All the above, coupled with my love of underground dance music, helped coin the term dub spectrum, which is a creative ethos primarily focusing on writing and lens-based media. It embraces self-sufficiency, drawing from the DIY approach of underground music movements, which sees creativity as a counterbalance to the cold and corporatised rationalism that seems to be driving the entire world mad.

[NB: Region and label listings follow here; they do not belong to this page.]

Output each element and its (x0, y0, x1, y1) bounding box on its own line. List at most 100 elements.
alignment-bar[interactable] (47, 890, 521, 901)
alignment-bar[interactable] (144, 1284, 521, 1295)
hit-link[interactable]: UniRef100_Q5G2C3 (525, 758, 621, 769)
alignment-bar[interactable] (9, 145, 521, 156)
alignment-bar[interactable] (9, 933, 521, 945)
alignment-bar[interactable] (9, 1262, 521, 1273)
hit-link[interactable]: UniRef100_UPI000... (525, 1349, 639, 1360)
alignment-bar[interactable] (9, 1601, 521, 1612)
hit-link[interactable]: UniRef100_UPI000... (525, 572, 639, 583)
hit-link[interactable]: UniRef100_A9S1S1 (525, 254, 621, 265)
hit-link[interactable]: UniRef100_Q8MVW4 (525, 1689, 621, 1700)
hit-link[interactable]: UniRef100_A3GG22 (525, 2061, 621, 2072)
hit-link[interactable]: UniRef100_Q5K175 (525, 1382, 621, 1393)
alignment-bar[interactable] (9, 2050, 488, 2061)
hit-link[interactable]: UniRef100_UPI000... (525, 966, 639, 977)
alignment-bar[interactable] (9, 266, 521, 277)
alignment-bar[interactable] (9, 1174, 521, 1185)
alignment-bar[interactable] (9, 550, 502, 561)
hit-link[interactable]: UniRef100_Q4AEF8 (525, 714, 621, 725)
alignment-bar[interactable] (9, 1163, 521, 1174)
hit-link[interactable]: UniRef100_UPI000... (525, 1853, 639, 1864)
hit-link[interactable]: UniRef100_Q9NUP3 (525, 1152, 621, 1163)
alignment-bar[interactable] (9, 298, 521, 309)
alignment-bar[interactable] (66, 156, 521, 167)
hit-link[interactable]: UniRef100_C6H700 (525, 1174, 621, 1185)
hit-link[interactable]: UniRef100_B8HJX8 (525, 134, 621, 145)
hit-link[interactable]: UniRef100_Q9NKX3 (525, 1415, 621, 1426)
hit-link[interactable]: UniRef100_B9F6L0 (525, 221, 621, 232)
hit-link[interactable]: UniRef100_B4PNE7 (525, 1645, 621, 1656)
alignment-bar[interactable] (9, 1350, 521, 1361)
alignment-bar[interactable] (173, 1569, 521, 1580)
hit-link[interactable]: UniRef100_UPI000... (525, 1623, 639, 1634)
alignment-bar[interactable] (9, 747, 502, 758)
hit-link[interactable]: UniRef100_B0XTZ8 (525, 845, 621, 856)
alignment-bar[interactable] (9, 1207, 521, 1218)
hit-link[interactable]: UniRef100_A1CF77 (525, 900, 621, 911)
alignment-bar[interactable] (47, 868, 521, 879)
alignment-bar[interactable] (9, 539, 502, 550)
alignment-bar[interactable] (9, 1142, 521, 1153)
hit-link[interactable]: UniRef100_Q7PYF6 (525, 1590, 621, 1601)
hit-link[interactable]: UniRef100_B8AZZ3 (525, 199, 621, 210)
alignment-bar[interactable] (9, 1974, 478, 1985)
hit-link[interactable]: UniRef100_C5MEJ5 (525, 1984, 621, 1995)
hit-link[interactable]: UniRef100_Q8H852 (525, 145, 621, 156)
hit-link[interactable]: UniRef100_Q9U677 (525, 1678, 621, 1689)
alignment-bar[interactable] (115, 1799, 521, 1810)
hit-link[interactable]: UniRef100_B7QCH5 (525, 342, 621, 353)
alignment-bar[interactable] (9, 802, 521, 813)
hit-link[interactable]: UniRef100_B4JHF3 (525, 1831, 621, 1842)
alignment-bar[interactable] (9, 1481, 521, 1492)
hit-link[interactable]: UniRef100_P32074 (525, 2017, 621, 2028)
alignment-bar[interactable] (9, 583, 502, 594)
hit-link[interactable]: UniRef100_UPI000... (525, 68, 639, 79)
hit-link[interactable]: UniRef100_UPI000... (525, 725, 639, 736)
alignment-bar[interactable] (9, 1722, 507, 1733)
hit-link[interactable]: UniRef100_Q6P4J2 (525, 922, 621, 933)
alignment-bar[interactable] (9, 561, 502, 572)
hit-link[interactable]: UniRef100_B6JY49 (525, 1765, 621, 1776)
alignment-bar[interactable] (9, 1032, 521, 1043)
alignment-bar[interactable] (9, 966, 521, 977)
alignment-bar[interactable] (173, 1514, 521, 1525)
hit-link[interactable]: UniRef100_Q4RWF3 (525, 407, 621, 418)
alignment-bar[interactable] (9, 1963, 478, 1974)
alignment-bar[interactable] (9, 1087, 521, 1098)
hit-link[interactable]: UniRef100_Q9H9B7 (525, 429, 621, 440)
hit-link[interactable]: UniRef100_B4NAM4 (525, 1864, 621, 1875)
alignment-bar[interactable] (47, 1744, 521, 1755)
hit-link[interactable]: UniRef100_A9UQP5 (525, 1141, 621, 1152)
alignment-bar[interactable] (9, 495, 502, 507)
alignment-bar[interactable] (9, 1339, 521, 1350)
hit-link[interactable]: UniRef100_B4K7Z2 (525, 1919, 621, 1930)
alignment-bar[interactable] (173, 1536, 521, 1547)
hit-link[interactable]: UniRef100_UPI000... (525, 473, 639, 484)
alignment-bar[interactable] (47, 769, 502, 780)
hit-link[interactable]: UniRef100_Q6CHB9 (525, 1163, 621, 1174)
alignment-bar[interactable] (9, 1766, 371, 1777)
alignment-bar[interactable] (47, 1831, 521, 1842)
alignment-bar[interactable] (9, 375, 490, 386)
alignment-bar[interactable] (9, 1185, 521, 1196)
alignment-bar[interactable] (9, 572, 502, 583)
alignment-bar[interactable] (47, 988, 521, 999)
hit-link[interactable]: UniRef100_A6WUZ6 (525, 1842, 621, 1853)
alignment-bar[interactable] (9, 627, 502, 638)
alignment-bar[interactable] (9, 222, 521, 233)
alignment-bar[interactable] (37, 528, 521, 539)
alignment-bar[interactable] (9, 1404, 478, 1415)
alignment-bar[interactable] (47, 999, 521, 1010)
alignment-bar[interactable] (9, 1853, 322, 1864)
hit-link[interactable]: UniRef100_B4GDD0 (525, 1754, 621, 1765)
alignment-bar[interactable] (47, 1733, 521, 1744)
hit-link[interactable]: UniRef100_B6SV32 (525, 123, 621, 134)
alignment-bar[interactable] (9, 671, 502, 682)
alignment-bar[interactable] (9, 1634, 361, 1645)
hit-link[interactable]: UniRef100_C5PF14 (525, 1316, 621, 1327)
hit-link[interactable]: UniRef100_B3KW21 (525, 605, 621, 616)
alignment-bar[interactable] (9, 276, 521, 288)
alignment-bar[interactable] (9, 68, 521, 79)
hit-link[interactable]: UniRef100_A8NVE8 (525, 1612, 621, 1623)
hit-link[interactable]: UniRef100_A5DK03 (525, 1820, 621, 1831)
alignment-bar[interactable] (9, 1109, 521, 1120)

My work orientates largely from the tension between Blake’s innocence and experience and the idea that once the energy of imagination is used effectively to realise the connection between man and nature, the individual gains freedom from the restrictive bonds of unimaginative thought.

An art student in the early noughties, I was initially optimistic about Big Tech’s brave new world connecting us all.  For a time, this seemed to have real potential – finally releasing creatives from the shackles of the gatekeepers, ushering in a new era of indie.  I collaborated with artists, writers and musicians as far afield as the US, Russia and Thailand, but also connected with people who were simply interested in art and were drawn to my work.  However, in the last 10-15 years, something has darkened to the point of being weirdly uniform, insular and polarised (curiously coinciding with the rise of iPhones and social media colonising our lives). The nineties feel like a distant memory. Britain no longer feels like a creative country. There is no joy in our disembodied tech malaise. Now is surely one of the most depressing times to be a writer (and artist)… be it facing the totalitarianism of AI, the abject and perpetual nihilism of the Internet, the Americanisation of everything, the absurdity of a pathologically ecocidal and banal consumerism (not least in its commodification of protest), or the mind-numbing conformity of a bourgeois arts scene kowtowing to the egocentric demands of entitled, terminally online activists: cultural homogenisation jacked up to the max in a linear society. It has all become so fucking boring, politics is killing the arts… let it die I say! Let there be a new beginning. G.K. Chesterton once wrote that a dead thing can go with the stream, but only a living thing can go against it. I try to remember those words whenever I look at the world and feel my dreams fading to despair. A new journey begins with a return to the fields.